The group, United Neighbors in Defense Against Displacement (UNIDAD), has been rallying around the neighborhoods’ community plan, which is essentially a smaller version of a city general plan. It provides guidelines for what can and can’t be built, and, in the case of South Central L.A., hadn’t been updated in 17 years — until this month, when City Council unanimously approved a new plan with many of UNIDAD’s suggestions baked in, according to KPCC.
The Peoples Plan—i.e., UNIDAD’s initial proposal to the city — recommends that the city direct new growth toward transit corridors, and marry “upzoning” with on-site affordable housing requirements, since allowing an increase in residential density creates value for the developer, and is thus a kind of incentive. It also recommends additional incentives for 100 percent affordable developments, and suggests that the city establish inclusionary requirements on for-sale housing developments and condominium conversions.
KPCC reports that the city adopted about 80 percent of the group’s recommendations. One thing it left on the cutting-room floor: caps on how many apartments could be either converted into condominiums or demolished each year.
“We recognize that some of the strongest provisions to prevent displacement still need to be incorporated in the city’s municipal code, so we have more work to be done,” Joe Donlin, whose group Strategic Actions for a Just Economy is part of UNIDAD, told the station.

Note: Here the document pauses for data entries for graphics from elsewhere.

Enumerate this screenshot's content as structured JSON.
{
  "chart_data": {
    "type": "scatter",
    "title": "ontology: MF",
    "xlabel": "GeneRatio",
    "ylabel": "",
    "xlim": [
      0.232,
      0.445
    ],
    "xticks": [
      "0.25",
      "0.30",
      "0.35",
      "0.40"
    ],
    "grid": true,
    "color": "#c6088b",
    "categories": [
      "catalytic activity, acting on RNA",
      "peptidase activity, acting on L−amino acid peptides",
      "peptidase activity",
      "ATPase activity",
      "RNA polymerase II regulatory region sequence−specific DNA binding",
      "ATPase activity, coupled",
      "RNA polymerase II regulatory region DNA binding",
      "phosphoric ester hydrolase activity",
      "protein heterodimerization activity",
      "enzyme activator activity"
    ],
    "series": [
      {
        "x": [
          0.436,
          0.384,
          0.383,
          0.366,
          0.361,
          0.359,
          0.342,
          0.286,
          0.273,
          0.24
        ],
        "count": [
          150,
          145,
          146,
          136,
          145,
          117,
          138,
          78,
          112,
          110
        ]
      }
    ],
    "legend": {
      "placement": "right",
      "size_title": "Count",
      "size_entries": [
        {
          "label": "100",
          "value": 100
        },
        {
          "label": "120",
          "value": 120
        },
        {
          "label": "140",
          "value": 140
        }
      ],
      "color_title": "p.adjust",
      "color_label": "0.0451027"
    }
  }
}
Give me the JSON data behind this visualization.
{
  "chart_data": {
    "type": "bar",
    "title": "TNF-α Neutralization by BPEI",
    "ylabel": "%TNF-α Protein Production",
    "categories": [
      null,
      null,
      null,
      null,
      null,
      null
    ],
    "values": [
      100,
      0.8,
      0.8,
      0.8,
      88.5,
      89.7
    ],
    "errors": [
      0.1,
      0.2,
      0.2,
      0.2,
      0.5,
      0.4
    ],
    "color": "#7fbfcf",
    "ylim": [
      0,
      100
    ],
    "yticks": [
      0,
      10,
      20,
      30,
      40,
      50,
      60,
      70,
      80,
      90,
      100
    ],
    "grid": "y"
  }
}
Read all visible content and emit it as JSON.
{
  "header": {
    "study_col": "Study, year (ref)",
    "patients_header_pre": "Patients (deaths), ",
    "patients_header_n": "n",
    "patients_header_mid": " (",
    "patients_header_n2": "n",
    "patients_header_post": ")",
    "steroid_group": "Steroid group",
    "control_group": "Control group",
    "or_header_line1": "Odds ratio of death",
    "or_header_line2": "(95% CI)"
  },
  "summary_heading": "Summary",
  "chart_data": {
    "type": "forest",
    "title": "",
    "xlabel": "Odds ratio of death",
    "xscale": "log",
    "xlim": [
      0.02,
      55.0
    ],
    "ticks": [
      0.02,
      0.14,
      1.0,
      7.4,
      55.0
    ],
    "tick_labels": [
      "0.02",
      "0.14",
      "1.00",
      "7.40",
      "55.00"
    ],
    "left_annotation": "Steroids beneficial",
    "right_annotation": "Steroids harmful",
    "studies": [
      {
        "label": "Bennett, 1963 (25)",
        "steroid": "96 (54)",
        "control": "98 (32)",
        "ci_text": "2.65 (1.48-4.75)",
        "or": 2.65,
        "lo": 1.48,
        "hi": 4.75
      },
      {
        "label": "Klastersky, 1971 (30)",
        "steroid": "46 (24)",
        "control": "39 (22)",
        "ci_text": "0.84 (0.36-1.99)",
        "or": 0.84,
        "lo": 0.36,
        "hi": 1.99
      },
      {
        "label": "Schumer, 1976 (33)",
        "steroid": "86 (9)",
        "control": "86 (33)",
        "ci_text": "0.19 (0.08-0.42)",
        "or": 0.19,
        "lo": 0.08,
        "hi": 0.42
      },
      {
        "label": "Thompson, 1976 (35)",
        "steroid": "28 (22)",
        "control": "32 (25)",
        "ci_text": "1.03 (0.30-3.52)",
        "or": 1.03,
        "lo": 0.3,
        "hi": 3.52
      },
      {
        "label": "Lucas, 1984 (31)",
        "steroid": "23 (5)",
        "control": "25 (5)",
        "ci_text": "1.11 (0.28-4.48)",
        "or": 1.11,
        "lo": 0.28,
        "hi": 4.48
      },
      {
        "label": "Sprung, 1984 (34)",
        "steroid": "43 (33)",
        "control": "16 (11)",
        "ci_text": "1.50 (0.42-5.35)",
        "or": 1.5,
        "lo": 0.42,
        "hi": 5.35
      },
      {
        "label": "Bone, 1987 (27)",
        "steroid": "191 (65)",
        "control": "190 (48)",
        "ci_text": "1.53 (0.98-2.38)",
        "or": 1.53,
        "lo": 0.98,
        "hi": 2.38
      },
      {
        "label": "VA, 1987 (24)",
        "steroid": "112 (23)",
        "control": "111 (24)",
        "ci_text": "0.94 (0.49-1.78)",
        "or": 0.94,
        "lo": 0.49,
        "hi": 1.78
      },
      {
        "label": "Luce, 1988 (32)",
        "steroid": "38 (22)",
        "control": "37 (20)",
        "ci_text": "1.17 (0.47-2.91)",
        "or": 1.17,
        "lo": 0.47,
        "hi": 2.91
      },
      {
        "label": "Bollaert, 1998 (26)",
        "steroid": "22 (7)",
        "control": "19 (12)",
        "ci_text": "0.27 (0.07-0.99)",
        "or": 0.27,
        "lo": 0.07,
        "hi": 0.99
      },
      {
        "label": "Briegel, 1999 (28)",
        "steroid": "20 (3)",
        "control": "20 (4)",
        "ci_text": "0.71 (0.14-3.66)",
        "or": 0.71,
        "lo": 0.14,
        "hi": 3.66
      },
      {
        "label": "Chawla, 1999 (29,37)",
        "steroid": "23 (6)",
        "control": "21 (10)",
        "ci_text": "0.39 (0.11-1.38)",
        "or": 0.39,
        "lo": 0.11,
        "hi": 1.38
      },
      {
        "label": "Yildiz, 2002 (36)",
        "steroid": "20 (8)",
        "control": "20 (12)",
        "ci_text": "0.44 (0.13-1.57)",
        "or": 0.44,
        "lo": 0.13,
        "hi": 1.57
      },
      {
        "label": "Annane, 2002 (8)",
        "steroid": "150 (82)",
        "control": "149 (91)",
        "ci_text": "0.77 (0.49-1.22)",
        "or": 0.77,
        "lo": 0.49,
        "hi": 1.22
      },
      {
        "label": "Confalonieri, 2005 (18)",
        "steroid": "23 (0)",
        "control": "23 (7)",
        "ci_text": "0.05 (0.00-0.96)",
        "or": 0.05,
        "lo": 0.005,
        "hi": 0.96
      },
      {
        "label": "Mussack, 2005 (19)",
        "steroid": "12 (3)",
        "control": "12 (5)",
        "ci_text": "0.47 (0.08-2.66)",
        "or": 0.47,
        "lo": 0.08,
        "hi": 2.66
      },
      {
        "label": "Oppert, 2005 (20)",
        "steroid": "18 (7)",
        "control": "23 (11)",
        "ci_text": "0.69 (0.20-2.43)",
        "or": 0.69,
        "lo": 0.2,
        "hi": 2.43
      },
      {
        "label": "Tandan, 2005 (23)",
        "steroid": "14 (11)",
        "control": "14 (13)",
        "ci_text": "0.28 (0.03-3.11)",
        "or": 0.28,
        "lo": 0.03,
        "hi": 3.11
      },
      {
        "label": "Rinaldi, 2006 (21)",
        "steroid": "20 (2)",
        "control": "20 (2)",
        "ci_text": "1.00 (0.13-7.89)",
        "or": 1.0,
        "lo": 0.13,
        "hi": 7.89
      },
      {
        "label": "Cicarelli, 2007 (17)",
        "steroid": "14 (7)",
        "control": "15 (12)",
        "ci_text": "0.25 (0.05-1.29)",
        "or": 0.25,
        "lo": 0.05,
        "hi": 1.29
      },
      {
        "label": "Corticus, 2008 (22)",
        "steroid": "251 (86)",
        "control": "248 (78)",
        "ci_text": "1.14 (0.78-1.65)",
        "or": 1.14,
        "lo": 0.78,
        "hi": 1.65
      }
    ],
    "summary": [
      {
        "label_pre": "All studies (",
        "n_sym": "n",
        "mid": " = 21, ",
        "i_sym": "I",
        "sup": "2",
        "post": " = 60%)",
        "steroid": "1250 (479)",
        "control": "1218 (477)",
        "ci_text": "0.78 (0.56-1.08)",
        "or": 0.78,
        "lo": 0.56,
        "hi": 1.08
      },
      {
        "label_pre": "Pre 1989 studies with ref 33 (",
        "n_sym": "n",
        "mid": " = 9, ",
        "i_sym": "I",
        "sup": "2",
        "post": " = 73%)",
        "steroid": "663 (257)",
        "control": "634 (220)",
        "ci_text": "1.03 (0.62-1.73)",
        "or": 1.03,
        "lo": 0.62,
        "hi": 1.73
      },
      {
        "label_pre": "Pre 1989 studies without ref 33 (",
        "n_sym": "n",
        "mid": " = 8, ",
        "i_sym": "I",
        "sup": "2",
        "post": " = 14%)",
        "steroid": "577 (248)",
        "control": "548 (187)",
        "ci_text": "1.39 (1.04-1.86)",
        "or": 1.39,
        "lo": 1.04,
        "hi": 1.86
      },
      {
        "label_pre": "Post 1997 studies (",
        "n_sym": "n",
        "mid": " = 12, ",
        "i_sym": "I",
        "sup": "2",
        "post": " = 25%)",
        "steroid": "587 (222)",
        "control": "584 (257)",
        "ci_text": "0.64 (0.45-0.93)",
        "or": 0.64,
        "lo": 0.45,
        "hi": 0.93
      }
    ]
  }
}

According to KPCC, South and Southeast L.A. have some of the least pricey real estate in the city, which has worried residents watching market-rate developments being built. As Next City has covered, new development in the area is often a flashpoint of controversy, because it can create local jobs in neighborhoods when underemployment is high — but force up the cost of living and perpetuate displacement. According to UNIDAD, about 1,150 families have been evicted in the area under California’s Ellis Act, which allows landlords to evict tenants if they decide to leave the rental business.